Case 55: Judiciary on trial: The Best Bakery case A bakery named Best Bakery was burnt in the Hanuman Tekri area of Vadodara on March 1, 2002 and along with that, a number of persons were killed or injured. In total 14 persons, including 3 women and 4 children, killed; most of them burnt to death. One of the eyewitnesses Sheikh Zahira Habibullah provided the following testimony on 21 March 2002: Jayanti Chaiwala, Mahesh Munna painter, Thakkar ke do ladke, all led a mob of about 500-700 people that attacked our bakery on March 1, at 8 p.m.
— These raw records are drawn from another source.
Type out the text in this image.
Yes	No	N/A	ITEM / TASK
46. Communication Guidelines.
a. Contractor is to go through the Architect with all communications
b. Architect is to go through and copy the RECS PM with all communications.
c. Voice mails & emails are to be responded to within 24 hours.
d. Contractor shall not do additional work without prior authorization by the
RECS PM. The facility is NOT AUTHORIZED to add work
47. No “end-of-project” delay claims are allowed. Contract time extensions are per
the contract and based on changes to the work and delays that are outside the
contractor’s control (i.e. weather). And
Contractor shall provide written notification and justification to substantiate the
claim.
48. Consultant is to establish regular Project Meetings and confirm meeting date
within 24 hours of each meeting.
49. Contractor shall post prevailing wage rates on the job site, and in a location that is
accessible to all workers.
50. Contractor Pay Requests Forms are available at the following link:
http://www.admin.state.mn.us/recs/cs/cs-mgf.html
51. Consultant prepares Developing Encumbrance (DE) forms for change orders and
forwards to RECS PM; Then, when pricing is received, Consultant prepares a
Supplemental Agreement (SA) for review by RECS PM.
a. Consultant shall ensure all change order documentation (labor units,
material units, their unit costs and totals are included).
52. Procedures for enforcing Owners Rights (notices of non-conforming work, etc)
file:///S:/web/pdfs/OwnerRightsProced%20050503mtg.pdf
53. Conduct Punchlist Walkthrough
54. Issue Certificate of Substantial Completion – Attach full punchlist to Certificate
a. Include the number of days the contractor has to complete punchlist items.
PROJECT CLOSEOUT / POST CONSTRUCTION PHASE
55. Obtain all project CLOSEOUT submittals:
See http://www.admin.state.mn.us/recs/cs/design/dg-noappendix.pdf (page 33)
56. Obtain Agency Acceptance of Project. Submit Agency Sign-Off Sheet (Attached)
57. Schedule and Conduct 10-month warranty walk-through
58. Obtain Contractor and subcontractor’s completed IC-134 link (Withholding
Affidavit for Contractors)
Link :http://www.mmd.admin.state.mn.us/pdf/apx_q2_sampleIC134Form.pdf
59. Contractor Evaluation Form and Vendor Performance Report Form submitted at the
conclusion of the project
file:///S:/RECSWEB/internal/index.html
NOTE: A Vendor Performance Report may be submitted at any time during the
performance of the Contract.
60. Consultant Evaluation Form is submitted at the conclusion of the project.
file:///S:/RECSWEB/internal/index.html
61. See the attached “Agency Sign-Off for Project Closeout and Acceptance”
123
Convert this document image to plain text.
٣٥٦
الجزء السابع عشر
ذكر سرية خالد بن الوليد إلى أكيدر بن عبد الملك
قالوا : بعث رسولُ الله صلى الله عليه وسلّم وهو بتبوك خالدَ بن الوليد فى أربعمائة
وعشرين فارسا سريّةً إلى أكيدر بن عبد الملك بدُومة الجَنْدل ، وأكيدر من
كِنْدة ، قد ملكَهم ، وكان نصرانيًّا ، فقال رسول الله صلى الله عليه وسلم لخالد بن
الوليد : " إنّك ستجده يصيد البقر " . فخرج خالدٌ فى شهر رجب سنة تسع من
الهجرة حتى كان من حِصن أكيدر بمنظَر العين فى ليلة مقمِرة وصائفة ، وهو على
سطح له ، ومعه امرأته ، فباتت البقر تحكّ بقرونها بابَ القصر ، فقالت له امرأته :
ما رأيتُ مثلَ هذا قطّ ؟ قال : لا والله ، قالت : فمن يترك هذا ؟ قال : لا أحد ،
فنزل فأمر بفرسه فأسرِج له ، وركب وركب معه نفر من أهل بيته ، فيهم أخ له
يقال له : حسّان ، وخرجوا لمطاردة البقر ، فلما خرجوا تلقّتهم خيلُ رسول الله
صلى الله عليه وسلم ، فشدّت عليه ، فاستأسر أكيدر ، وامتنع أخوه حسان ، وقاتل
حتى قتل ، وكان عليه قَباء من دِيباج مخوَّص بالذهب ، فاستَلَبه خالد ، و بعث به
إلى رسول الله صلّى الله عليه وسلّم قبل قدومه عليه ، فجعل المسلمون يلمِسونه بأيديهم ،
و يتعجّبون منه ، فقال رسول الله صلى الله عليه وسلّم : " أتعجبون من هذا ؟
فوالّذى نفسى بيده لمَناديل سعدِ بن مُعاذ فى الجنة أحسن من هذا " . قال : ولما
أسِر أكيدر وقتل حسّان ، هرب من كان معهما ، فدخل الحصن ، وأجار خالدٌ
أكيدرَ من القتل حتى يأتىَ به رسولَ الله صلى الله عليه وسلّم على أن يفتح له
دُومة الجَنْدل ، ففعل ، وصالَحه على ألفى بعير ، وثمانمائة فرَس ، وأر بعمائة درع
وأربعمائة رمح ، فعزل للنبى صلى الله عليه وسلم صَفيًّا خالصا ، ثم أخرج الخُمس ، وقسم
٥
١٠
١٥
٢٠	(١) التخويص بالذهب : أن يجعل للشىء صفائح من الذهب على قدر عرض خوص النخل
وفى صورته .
They were flinging petrol bombs on us and were shouting that they will loot and burn us. Three trucks full of timber were burnt and destroyed. We phoned 100 (Control room) and even contacted the policemen at Panigate police station. They kept saying, "Hum aa rahe hain" ("We are coming.") An hour and a half later, around 9.30 p.m., a police vehicle passed by the bakery, stopped briefly and then drove away without doing anything to stop the mob. It was after the police had come and gone that the mob started its destruction. There were shouts, filthy abuse and threats to rape us. The entire mob had surrounded us. They looted and torched the ground floor store room and workers room. Twenty of us, along with our mother, remained trapped and terrified on the terrace, as they burnt eight people to death. My mama, my sister, Shabira and my mamas children, Zainab and Shabnam (twins) were burnt alive along with the workers in the bakery. Out of the 18 of us present, 10 members, including 3 women and 4 children, were killed in the night itself. My mother kept begging that she had no support except for her sons. Our three Hindu servants stomachs were slit open. Two of my brothers were burnt alive; two others were tied up and torched. They are struggling for their lives in the hospital. My mother, Zairunissa and two brothers, Nafiullah and Nasiullah, are very serious; my sister is also serious. In all, 14 persons were burnt and killed, including my two sisters and my bhabi. My chachas entire family and one sister were burnt alive. Even our domestic animals, like goats, were not spared. All the attackers were from the mohalla. I filed a complaint naming all the accused but the police have refused to give me a

copy of the complaint. I want justice, that is all. I want all the accused to be punished. If the police had done its job, this tragedy would not have occurred. All the 14 people killed were thrown into the fire. This included four children, three women (my sister Shabira and two chachis). Kausar mama was cut into pieces and flung into the fire. Two bodies we could not find. Jayanti Batija is the main culprit. He told us that afternoon that we should not worry, he was there, nothing would happen to us and then in the night they attacked. Two young men, Firoz and Nasru, were also killed. From 8 p.m. in the night to 10 a.m. the next morning, their dance of death continued. The main culprits are the policemen in the police van from Panigate police station who passed by our bakery and our house at around 9.30 p.m., stopped briefly and then drove away. A Hindu, who owns the Phoolchand bakery, was part of the attackers and he took away the ample stock of flour, ghee and other things. I am very lucky to have survived. The next morning, three of them dragged me far from the house, near a small thicket. One man, pointing a talwar at me, told the others to rape me. Just then the police came. The next day, March 2, I went to the police station and found out that the first FIR registered by the police was false. It said that the victims were sleeping when they were burnt. I ha d witnessed what happened to my sister Shabira and Mama Kausar. Yet they have not given me a copy of FIR.